6. Development utilities
Quick reference for site check utilities. Full details: section 6 in site-checks-guide.md.
| Command | Purpose |
|---|---|
python utils/site_check.py --site "X" --check-claimed |
Quick aiohttp comparison |
python utils/site_check.py --site "X" --maigret |
Test via Maigret checker |
python utils/site_check.py --site "X" --compare-methods |
Find aiohttp vs Maigret discrepancies |
python utils/site_check.py --site "X" --diagnose |
Full diagnosis with fix recommendations |
python utils/check_top_n.py --top 100 |
Mass-check top 100 sites |
maigret --self-check --site "X" |
Self-check (reports only, no auto-disable) |
maigret --self-check --site "X" --auto-disable |
Self-check with auto-disable |
maigret --self-check --site "X" --diagnose |
Self-check with detailed diagnosis |
7. Quick tips (lessons learned)
Practical observations from fixing top-ranked sites. Full details: section 7 in site-checks-guide.md.
| Tip | Why it matters |
|---|---|
| API first | Reddit, Microsoft Learn — APIs worked when web pages were blocked. Always check /api/, .json endpoints. |
urlProbe separates check from display |
Check via API, show human URL in reports. Example: Reddit API → www.reddit.com/user/ link. |
| aiohttp ≠ curl | Wikipedia returned 200 for curl, 403 for aiohttp (TLS fingerprinting). Always test with Maigret directly. |
Use debug.log |
Run with -vvv to see raw response. Warning messages alone can be misleading. |
status_code for clean APIs |
If API returns proper 404 for missing users, prefer status_code over message. |
| Migrate, don't delete | MSDN → Microsoft Learn: keep old entry disabled, create new one for current service. |
| Engine templates break silently | vBulletin absenceStrs failed on ~12 forums at once — many require login, showing a generic page with no error text. Check the engine template first. |
| Search-by-author is unreliable | phpBB search.php?author= checks for posts, not accounts. A user with zero posts looks identical to a non-existent user. Avoid these URLs. |
| Some sites always generate a page | Pbase stubs "pbase Artist {name}" for any path; ffm.bio fuzzy-matches to the nearest real entry. No markers can help — disabled: true. |
| TLS fingerprinting degrades over time | Kaggle's custom User-Agent fix stopped working — aiohttp now gets 404 for both usernames. Accept disabled: true when no API exists. |
| API endpoints bypass Cloudflare | Fandom api.php and Substack /api/v1/ returned clean JSON while main pages were blocked by Cloudflare. Always try API paths on the same domain. |
| Inspect Network tab for POST APIs | Many modern platforms (e.g., Discord) heavily protect HTML profiles but expose unauthenticated POST endpoints for username checks.

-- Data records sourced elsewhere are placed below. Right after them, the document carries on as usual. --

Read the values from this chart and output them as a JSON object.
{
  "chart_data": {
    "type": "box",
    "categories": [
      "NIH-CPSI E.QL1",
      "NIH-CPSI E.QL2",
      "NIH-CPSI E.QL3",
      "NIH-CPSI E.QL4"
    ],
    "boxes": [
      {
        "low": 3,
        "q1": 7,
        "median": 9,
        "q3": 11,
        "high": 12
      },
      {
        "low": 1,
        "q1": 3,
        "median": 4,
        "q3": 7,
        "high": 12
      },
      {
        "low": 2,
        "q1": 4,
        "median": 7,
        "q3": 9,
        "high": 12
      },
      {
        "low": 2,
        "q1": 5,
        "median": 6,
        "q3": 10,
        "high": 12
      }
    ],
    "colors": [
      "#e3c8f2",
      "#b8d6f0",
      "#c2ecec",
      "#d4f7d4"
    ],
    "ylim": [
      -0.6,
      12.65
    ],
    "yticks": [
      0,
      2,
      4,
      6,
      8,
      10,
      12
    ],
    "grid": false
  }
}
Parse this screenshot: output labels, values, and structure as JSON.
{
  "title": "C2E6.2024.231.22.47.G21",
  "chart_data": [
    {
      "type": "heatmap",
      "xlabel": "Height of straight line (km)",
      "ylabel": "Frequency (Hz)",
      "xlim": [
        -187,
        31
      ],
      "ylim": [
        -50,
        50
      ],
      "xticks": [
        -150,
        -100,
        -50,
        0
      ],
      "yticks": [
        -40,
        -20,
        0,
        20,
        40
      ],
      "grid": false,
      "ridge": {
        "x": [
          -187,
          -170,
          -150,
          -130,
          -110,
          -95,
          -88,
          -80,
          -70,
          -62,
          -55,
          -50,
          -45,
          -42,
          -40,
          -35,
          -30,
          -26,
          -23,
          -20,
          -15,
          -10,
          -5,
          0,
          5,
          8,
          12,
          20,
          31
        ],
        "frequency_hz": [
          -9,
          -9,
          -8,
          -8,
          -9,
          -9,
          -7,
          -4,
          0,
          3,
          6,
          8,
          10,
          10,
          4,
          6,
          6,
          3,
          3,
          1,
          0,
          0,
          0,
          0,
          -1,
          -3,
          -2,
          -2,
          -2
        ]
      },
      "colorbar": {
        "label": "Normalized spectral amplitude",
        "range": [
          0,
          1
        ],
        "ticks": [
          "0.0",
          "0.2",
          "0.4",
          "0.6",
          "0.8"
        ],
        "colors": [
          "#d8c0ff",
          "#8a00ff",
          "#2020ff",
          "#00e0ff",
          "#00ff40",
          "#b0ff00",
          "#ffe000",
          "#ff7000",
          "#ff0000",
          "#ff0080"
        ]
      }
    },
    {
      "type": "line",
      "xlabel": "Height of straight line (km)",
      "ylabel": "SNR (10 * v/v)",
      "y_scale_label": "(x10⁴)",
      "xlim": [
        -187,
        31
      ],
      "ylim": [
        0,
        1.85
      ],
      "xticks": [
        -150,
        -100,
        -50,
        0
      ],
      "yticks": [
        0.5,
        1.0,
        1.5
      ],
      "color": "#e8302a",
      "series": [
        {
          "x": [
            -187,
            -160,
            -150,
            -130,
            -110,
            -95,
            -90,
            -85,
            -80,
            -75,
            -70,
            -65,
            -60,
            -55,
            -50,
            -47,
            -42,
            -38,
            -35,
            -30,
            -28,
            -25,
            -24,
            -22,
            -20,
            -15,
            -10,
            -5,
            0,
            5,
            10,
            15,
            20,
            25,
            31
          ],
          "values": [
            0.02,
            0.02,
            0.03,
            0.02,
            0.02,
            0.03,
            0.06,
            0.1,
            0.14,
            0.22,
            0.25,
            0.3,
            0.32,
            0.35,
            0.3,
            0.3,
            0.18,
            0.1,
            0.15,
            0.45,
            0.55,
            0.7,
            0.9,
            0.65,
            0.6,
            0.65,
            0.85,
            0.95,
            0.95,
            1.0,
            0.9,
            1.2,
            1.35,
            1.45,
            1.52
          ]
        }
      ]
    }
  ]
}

Maigret supports this natively: define "request_method": "POST" and "request_payload": {"username": "{username}"} in data.json to query them! |
| Strict JSON markers are bulletproof | When probing APIs, use checkType: "message" with exact JSON substrings (like "{\"taken\": false}"). Unlike HTML layout checks, this approach is immune to UI redesigns, A/B testing, and language translations. |
| GraphQL supports GET too | hashnode GraphQL works via GET ?query=... (URL-encoded). You can use either native POST payloads or GET urlProbe for GraphQL. |
| URL-encode braces for template safety | GraphQL {...} conflicts with Maigret's {username}. Use %7B/%7D for literal braces in urlProbe — .format() ignores percent-encoded chars. |
| Anti-bot bypass via simple UA | "Anubis" anti-bot PoW screens (like on Weblate) intercept modern browser UAs via HTTP 307. Hardcoding "headers": {"User-Agent": "python-requests/2.25.1"} circumvents the scraper filter and restores default detection logic. |
Rate-limit → errors, not absenceStrs |
Rate-limit wording varies across API versions. If the phrasing doesn't match absenceStrs and presenseStrs is empty, the result is a false CLAIMED. Put all "can't answer right now" strings (rate limit, CAPTCHA, maintenance) in errors so the result is UNKNOWN. |
8. Documentation maintenance
When you change Maigret, add search tools, or change check logic, keep this playbook, site-checks-guide.md, and (when applicable) the template in socid_extractor_improvements.log aligned. New log entries are append-only at the bottom of that file.